Борисов был убит, когда попытался выйти на связь с одним из этой пятерки в Вашингтоне. Значит, кто-то из них специально прилетел для встречи в столицу из своего города. Хотя почему именно — прилетел? Если это Генерал, он вполне мог приехать на автобусе или автомобиле: от его города до Вашингтона всего полтора часа езды, да и того меньше. Если Зверь, то он бы не поехал сам — послал бы кого-нибудь. А вот остальные трое — Палач, Сокол и Клык должны были прилететь в Вашингтон из своих городов. Если бы можно было проверить по компьютерам, не летали ли они в день убийства Марека Борисова в столицу. Тогда многое удалось бы выяснить. Но одновременно пришлось бы давать долгие объяснения полиции и ФБР, почему его интересуют именно три представителя русской мафии, приезжавшие в город в момент убийства российского дипломата. И тогда невозможно будет уклониться от неприятных расспросов. А это совсем не поможет операции, наоборот, максимально ее осложнит.

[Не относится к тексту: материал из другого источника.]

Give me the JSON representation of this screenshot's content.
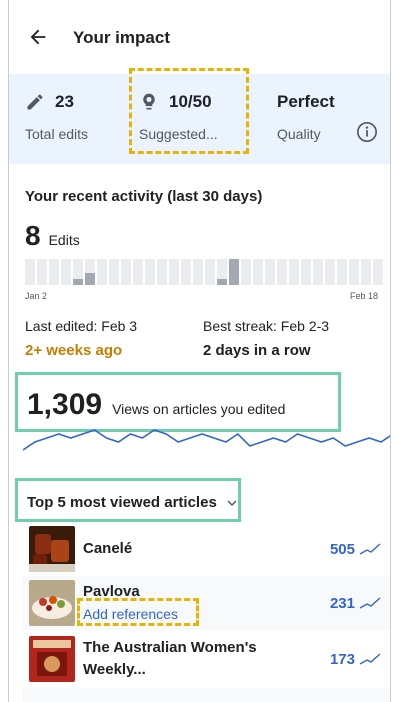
{
  "header": {
    "title": "Your impact"
  },
  "stats": {
    "edits": {
      "value": "23",
      "label": "Total edits"
    },
    "suggested": {
      "value": "10/50",
      "label": "Suggested..."
    },
    "quality": {
      "value": "Perfect",
      "label": "Quality"
    }
  },
  "activity": {
    "title": "Your recent activity (last 30 days)",
    "edits_count": "8",
    "edits_unit": "Edits",
    "start_label": "Jan 2",
    "end_label": "Feb 18",
    "daily_levels": [
      0,
      0,
      0,
      0,
      0.25,
      0.45,
      0,
      0,
      0,
      0,
      0,
      0,
      0,
      0,
      0,
      0,
      0.25,
      1,
      0,
      0,
      0,
      0,
      0,
      0,
      0,
      0,
      0,
      0,
      0,
      0
    ],
    "last_edited_label": "Last edited: Feb 3",
    "last_edited_value": "2+ weeks ago",
    "best_streak_label": "Best streak: Feb 2-3",
    "best_streak_value": "2 days in a row"
  },
  "views": {
    "total": "1,309",
    "label": "Views on articles you edited",
    "trend": [
      4,
      6,
      7,
      8,
      7,
      8,
      9,
      7,
      6,
      8,
      7,
      9,
      8,
      6,
      7,
      8,
      7,
      6,
      8,
      5,
      6,
      7,
      6,
      8,
      7,
      6,
      7,
      5,
      6,
      7,
      6,
      8
    ]
  },
  "top_articles": {
    "heading": "Top 5 most viewed articles",
    "items": [
      {
        "title": "Canelé",
        "views": "505"
      },
      {
        "title": "Pavlova",
        "link": "Add references",
        "views": "231"
      },
      {
        "title_line1": "The Australian Women's",
        "title_line2": "Weekly...",
        "views": "173"
      }
    ]
  },
  "colors": {
    "accent": "#3366cc",
    "highlight_orange": "#e8b400",
    "highlight_green": "#6fcfad",
    "warn": "#c57f00",
    "stats_bg": "#eaf3ff"
  }
}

По существу, он провалит в таком случае шестого, прикрытие которого и является его главной задачей. А тут еще надо помнить, что Сокол является осведомителем ФБР. Вопрос с проверкой аэропортовских компьютеров отпадал сам собой.

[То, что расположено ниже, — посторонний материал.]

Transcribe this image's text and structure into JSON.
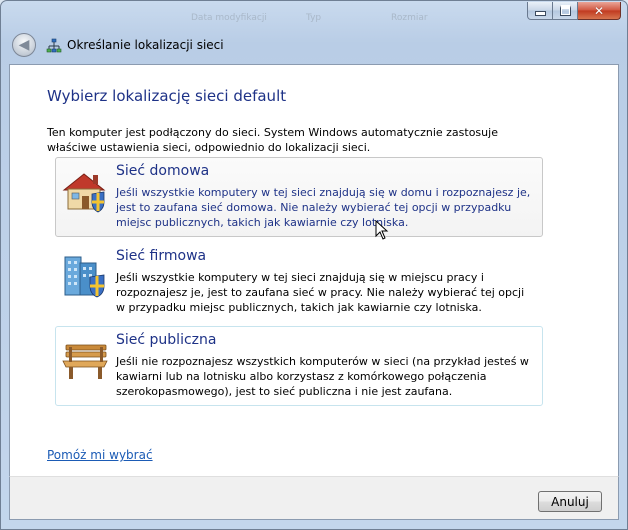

Такси въехало в Бруклин. Привычно мелькали невысокие дома, виднелись многочисленные вывески на русском языке. Машина плавно затормозила у небольшого двухэтажного дома, видневшегося в глубине сада. Дронго знал, что, по сведениям, полученным в Москве, этот дом давно был превращен в хорошо укрепленную крепость, стены выложены дополнительно очень дорогим в Америке камнем. Внизу оборудован еще один этаж. По сведениям Алексея Александровича, дом Зверя мог выдержать даже небольшую осаду, все необходимое для этого в доме имелось.
Расплатившись с водителем, он вышел из автомобиля и подошел к ограде. Кругом было тихо и спокойно. Но его появление уже заметили. Справа вращалось дуло телекамеры, следившей за появлением чужого у ворот ограды. Он позвонил, и почти мгновенно из приемника, установленного на ограде, раздался голос незнакомца, который первым поднимал трубку в доме Капустина.
— Что нужно? — спросил он почти грубо.
— Открой ворота и не возникай, — посоветовал ему Дронго. Блатной жаргон давался ему с трудом, но другого выхода в данном случае не было.
— Ах, это ты, можешь заходить. Мне о тебе говорили.
Раздался щелчок, и замок автоматически отворил ворота виллы. Дронго прошел в сад, где его уже ждал высокий молодой парень. Последовала обычная процедура обыска. Ничего не найдя, парень удовлетворенно кивнул головой и показал в сторону дома. Камера по-прежнему следила за пришельцем. Дронго, стараясь не проявлять нетерпения, открыл тяжелую, массивную дверь. Здесь его ждал тот самый незнакомец, с которым он беседовал по телефону и который открыл ему дверь.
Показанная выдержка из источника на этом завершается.